Being Jewish after Gaza: Peter Beinart’s ‘reckoning’ is a bid to rehabilitate Zionism

by AZAD ESSA

Peter Beinart’s latest book, ‘Being Jewish after the Destruction of Gaza’, makes for a perplexing read IMAGE/Azad Essa/MEE

Beinart’s latest book treats Zionism as a given, erases historical Jewish opposition to the racist ideology, and gives credence to a Jewish claim over Palestine

In the summer of 2010, the prominent Jewish American writer Peter Beinart dropped a bombshell on America’s liberal elite.

He observed, as Israel continued to build illegal settlements in the occupied West Bank and completed the first round of what it called “mowing the lawn” – the name given to the periodic bombing of Gaza – that attitudes towards Israel were dramatically shifting among young American Jews.

The winds were changing, Beinart noted in the New York Review of Books.

“Morally, American Zionism is in a downward spiral,” he wrote.

He cautioned that the American Jewish establishment’s refusal to change track on Israel’s brutal occupation of the occupied territories would alienate young Jewish Americans from the Israeli state.

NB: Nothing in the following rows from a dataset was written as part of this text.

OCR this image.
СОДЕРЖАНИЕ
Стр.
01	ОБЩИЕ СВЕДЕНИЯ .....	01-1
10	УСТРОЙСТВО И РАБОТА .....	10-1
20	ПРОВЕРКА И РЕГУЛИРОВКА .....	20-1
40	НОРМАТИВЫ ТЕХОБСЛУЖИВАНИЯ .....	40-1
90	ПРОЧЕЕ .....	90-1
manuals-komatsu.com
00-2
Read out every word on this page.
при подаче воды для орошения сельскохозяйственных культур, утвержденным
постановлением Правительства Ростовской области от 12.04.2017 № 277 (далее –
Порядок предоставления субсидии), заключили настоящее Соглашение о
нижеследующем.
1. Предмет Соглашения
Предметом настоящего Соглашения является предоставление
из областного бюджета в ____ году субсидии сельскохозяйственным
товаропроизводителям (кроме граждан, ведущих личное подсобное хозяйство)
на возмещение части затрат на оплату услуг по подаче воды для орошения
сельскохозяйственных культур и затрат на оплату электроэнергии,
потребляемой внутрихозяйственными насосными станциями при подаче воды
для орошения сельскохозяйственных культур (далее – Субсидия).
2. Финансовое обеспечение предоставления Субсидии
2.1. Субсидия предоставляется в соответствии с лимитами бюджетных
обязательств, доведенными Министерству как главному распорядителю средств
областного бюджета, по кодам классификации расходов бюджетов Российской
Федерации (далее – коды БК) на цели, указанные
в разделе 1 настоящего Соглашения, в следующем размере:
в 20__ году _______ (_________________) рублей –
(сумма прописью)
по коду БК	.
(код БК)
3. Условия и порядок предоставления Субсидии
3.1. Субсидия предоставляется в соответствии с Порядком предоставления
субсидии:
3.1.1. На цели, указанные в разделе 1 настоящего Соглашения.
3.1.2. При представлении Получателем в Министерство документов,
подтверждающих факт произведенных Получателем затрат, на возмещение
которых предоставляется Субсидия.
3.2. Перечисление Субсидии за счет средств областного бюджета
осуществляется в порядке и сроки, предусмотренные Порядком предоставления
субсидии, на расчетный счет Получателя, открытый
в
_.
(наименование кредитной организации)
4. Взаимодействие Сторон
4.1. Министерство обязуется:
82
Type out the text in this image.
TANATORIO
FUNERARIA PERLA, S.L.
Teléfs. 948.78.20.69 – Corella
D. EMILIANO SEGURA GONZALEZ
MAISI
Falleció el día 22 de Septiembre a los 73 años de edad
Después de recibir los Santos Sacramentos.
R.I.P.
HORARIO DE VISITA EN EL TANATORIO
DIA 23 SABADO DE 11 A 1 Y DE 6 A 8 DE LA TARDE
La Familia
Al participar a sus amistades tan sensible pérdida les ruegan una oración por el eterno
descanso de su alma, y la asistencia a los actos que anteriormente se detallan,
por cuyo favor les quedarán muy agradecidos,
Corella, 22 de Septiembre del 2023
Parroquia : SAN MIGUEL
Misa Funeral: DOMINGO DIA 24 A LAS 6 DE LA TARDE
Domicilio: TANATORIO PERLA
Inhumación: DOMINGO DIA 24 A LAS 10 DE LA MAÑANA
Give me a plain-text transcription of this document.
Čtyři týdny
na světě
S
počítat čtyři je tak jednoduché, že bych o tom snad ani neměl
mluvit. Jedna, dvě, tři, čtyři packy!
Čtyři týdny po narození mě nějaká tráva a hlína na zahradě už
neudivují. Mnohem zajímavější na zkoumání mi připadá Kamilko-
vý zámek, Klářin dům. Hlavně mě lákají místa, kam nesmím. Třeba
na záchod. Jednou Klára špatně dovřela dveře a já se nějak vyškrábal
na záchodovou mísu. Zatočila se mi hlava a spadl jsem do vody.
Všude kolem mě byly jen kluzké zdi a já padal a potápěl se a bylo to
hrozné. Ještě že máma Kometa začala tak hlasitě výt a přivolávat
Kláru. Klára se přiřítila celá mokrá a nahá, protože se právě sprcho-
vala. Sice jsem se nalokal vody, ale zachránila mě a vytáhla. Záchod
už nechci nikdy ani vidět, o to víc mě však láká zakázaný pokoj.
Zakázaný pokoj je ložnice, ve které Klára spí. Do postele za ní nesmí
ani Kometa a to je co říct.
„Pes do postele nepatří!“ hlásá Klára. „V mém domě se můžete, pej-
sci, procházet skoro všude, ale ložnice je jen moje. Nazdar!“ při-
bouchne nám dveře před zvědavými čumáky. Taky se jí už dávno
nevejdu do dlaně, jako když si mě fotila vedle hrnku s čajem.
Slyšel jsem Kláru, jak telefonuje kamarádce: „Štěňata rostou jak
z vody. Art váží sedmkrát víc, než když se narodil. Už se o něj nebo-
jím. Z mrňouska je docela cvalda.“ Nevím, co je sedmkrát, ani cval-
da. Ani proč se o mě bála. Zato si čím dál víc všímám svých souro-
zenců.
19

The noted Jewish American scholar Norman Finkelstein wrote in his book Knowing Too Much: Why the American Jewish Romance with Israel is Coming to an End that as an observant Orthodox New York Jew and renowned establishment liberal with deep ties to both the mainstream media (he was the former editor of The New Republic) as well as the Democratic Party elite, “Beinart’s high profile defection signalled the further decomposition of American Zionism, this time at its hard core.”

A few years later, Beinart would expand on his views with the book The Crisis of Zionism (Picador)in which he described Israeli policies against the Palestinians as threatening to “destroy the dream of a state that safeguards the Jewish people and cherishes democratic ideals”.

He called on American Jews “to defend the dream of a democratic Jewish state before it is too late.”

But as Israel repeatedly bombed Gaza, settlements in the occupied West Bank expanded, and normalisation deals in the form of the Abraham Accords occurred, Beinart was forced to conclude in 2020 that democracy was incongruous with Jewish supremacy.

Instead, he began advocating the idea of a one-state solution in which the Jews and Palestinians would live together in a bi-national state.

“Now liberal Zionists must make our decision, too. It’s time to abandon the traditional two-state solution and embrace the goal of equal rights for Jews and Palestinians,” he wrote in The New York Times, another harbinger of mainstream liberal opinion.